How to Read a Chinese Book: Through the Lens of Paratexts


Henry Luce Foundation/ ACLS Program in China Studies Collaborative Reading-Workshop Grants


Asian Studies


Williams College, Williamstown, MA


The international workshop of “How to Read a Chinese Book: Through the Lens of Paratexts” aims to bring together scholars of China from North America, Europe, and Asia to closely examine the paratextual elements of the “traditional” Chinese book in relation to its main text. For the purposes of the workshop, “the Chinese book” is a woodblock imprint of the late imperial period (late Ming and Qing, roughly the late sixteenth century to the early twentieth century). Gerard Genette, the most influential theorist of paratexts, defined them as “those liminal devices and conventions both within the book and outside of it that mediate the book to the reader.” Prefaces, postscripts, explanations of editorial principles (fanli), colophons, commentary, tables of contents (mulu), page layout, punctuation—these are common types of paratexts—all reveal how the author or editor and/or publisher of a text tried to shape the reading experience. As such they are important parts of the meaning of texts. Paratexts are also valuable sources for the study of reading practices.
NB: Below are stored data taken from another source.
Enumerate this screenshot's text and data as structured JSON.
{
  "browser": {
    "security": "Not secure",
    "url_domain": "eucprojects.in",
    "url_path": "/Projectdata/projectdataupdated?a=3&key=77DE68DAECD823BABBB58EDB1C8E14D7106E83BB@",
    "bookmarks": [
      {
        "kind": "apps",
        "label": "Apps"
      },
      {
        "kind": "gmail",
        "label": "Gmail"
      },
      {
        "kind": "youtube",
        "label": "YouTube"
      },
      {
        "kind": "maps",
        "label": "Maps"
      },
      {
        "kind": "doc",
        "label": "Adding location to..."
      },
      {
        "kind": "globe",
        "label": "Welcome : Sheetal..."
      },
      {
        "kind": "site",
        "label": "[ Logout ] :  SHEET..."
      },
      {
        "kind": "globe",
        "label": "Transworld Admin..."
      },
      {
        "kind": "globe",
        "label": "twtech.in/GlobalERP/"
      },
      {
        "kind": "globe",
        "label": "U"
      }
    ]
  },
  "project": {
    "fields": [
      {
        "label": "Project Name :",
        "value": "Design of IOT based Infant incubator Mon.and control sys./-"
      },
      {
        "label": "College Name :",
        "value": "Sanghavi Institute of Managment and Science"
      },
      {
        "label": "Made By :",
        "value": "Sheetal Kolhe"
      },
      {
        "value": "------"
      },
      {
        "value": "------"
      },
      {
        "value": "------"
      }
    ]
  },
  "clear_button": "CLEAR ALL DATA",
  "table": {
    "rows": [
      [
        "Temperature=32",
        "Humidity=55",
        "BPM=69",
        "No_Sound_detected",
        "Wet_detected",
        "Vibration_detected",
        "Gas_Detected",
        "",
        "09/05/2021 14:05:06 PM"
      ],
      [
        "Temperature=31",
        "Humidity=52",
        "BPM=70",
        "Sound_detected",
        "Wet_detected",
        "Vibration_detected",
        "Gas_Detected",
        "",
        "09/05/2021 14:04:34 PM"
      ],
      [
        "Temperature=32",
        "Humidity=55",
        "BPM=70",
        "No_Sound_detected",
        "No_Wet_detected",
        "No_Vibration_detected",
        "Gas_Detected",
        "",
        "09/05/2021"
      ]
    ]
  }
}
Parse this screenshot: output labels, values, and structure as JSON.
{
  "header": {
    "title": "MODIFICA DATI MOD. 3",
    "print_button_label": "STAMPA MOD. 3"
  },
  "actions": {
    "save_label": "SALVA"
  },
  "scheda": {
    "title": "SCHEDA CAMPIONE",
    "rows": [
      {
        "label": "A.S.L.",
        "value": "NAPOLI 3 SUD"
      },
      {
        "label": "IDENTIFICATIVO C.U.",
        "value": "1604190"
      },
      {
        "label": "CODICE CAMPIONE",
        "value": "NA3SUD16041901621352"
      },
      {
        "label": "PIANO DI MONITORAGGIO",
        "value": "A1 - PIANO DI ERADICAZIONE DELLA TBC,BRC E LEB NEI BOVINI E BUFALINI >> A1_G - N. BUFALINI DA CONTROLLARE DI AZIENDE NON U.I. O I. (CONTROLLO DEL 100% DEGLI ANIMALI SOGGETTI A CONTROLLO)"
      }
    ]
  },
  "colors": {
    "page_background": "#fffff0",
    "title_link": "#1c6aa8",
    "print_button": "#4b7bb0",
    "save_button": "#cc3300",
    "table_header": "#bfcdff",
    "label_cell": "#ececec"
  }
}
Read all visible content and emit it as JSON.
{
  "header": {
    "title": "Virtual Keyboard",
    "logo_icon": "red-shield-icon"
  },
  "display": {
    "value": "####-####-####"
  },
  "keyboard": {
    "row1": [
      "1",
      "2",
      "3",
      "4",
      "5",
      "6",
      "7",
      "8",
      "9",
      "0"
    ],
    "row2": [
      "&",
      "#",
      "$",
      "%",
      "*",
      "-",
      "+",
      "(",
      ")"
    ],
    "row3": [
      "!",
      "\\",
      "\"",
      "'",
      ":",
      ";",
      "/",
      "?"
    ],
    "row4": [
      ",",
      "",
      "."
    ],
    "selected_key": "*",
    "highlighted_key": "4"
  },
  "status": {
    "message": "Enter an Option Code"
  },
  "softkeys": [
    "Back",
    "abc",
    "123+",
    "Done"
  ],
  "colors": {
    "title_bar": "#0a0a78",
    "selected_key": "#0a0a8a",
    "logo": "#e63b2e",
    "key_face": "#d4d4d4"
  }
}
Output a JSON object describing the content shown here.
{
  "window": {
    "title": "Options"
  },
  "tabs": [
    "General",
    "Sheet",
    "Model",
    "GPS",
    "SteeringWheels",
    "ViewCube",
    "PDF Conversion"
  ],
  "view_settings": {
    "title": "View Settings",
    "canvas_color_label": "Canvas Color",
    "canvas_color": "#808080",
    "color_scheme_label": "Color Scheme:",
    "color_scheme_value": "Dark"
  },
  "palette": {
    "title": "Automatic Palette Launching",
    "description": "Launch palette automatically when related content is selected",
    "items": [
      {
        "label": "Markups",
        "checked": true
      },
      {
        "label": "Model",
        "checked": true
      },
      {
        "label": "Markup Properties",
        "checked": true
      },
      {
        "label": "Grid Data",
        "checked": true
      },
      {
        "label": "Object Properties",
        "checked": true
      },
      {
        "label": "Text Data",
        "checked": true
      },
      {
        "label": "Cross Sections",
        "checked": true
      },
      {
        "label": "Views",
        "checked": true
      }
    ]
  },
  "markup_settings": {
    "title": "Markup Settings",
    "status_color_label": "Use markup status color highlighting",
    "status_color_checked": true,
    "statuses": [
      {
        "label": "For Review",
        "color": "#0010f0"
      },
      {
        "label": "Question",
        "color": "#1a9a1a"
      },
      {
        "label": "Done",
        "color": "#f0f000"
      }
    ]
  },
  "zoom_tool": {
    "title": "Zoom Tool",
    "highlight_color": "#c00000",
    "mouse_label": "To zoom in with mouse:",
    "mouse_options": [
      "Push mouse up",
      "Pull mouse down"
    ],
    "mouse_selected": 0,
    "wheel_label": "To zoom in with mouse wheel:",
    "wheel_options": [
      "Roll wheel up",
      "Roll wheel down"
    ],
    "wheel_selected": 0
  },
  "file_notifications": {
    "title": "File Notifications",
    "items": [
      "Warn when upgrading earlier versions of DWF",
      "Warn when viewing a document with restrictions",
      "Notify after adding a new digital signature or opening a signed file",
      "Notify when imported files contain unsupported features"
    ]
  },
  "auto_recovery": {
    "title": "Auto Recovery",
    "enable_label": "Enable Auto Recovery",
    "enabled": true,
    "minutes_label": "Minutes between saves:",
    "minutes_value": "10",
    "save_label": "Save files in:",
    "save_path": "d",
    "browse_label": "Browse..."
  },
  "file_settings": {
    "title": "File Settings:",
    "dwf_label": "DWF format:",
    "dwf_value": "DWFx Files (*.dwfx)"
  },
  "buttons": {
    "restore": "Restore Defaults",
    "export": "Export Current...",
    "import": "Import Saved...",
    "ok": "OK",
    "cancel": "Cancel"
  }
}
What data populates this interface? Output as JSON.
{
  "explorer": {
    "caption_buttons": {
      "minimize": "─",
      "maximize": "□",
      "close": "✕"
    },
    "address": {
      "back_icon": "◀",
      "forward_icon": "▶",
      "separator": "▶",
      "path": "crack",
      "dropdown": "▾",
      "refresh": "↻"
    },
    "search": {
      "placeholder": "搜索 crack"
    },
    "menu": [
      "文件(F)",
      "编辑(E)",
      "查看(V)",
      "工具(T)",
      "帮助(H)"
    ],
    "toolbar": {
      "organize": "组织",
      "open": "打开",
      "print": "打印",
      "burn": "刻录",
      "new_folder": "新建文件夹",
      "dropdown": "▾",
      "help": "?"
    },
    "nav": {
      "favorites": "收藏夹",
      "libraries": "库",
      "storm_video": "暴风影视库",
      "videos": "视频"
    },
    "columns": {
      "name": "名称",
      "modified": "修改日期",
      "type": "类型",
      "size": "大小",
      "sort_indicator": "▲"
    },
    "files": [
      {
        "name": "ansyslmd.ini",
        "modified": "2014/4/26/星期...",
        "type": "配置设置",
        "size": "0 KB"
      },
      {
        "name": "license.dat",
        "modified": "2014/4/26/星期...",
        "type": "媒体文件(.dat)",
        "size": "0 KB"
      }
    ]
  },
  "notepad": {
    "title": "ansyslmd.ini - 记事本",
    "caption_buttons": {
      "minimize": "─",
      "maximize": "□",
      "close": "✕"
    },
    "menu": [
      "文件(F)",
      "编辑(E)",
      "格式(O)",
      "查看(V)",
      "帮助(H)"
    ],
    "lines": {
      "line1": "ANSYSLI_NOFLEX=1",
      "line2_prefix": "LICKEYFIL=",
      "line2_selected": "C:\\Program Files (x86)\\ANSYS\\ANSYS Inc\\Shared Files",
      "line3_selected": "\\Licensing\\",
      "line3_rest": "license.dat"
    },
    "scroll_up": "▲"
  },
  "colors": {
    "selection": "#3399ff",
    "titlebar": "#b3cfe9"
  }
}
In this workshop, participants will not only explicate how paratexts work in the Chinese book culture but also discover the prescribed or embedded reading practices through a close examination of the paratextual elements of a wide range of genres of Chinese texts, including the classics and their commentaries, Christian writings in Chinese of Jesuit missionaries, civil service examination records, household encyclopedia, popular drama, children’s primers, as well as forged texts.